I just had my second operation on 6/24/05 and had my uterus and cervix removed, along with the peritoneum. My doctors were very happy. All that was left were microscopic cancer cells which they HOPE will be eradicated by 4 more months of chemo. I remain optimistic and am feeling great. Just a week after surgery and I cannot believe how much better I am doing from the first time I had surgery.

For me, I try to stay positive, not dwell on having cancer and just keep moving forward with my life. I lost the friendships of the two people closest to me during this time and if anything, that has been worse than finding out I have cancer. Hopefully your family will surround your sister with UNCONDITIONAL love. Just be there for the times that she needs you. I know I still have got a long way to go and remain hopeful that my treatment will continue to bring about good results. I wish your sister the best.

Cancer may take my life but it will not control my life!

Posts: 2
Joined: Aug 2005

Hi, my name is Amy. I was diagnosed with stage 1 ovarian cancer at the age of 21 in 1993. I am now a 12 year survior. I used to ware a baseball hat that I decerated with buttons that my grandma had. or just went with out. I do know if a wig is warn to much the hair may not come back in. and besides that they are hot and ichy.

Posts: 1
Joined: Jan 2005

I was diagnosed Oct. 18, 2004. I had a complete hysterectomy the following day. 13 inches of my colon and a portion of my rectum were removed.
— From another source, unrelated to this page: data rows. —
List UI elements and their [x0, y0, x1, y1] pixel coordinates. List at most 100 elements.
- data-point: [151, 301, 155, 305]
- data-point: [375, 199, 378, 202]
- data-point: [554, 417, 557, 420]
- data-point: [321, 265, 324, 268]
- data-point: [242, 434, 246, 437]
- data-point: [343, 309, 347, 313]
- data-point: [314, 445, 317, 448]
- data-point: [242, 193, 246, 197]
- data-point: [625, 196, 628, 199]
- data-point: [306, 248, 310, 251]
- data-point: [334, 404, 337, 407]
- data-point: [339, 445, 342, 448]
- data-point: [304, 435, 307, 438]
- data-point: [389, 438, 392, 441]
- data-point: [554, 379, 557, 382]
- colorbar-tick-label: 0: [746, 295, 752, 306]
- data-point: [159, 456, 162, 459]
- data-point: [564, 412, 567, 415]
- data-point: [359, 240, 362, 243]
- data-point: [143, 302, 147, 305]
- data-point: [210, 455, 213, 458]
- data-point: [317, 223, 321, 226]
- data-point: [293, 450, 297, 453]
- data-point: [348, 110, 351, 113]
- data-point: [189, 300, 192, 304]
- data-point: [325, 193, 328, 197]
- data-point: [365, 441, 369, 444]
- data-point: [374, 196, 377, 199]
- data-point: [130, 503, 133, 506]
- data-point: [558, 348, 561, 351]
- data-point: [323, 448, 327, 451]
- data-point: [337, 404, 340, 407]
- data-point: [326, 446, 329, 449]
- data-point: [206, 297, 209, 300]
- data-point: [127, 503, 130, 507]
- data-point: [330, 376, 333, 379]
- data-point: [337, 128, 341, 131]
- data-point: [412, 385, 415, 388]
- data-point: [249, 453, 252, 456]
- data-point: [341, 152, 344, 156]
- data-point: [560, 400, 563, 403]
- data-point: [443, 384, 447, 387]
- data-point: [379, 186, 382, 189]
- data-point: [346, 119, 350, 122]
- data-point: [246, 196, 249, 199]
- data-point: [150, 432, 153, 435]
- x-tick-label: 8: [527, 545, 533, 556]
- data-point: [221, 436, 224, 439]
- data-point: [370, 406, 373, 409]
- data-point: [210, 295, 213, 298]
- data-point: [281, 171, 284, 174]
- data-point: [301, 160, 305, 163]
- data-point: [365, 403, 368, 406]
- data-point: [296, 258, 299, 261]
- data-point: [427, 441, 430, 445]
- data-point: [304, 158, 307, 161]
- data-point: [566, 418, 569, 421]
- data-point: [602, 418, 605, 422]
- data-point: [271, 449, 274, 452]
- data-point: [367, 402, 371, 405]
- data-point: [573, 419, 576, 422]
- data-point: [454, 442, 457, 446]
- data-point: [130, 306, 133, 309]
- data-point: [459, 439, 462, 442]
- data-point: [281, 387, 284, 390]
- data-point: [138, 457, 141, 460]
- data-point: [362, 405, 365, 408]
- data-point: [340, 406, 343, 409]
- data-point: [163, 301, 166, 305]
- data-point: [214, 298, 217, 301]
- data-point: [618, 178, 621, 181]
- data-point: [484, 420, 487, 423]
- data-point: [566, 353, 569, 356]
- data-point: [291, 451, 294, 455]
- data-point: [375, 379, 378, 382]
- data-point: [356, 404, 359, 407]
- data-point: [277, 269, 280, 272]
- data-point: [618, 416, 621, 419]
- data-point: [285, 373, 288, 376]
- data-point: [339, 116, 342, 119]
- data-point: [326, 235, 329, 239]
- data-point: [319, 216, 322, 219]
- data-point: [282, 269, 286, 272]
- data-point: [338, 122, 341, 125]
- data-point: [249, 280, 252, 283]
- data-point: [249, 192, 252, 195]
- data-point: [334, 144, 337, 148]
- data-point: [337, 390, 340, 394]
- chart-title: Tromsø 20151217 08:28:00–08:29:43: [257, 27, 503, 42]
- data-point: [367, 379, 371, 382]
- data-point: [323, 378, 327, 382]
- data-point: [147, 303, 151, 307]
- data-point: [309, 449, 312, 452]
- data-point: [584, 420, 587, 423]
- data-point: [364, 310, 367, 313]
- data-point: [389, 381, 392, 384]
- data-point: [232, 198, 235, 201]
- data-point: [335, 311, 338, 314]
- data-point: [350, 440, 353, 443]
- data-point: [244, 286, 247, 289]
Yes, I was sick during treatment, but it wasn't so bad. Yes, I lost my hair, but I thanked my parents for giving me a well-shaped head. They threw me a hat party and my cub scout pack gave me some very nice scarves. I missed out on the mouth sores, thank goodness.

I had some excellent advice from a breast cancer survivor. Allow yourself the down times, but bounce right back up. Positive additude, good doctors, family, friends, and lots and lots of prayers are what got me through. My MedCert nurse, Lisa, was always there to listen and help with little ideas to make things better.

I just finished treatments June 6th, 2005. My tests so far have all come back very well. My hair is growing back! I'm getting stronger everyday. I take each day one at a time. I'm seeing an holistic/herbalist to help me get back to where I was and to hopefully keep it from coming back.

Keep Positive......it's the best medecine there is!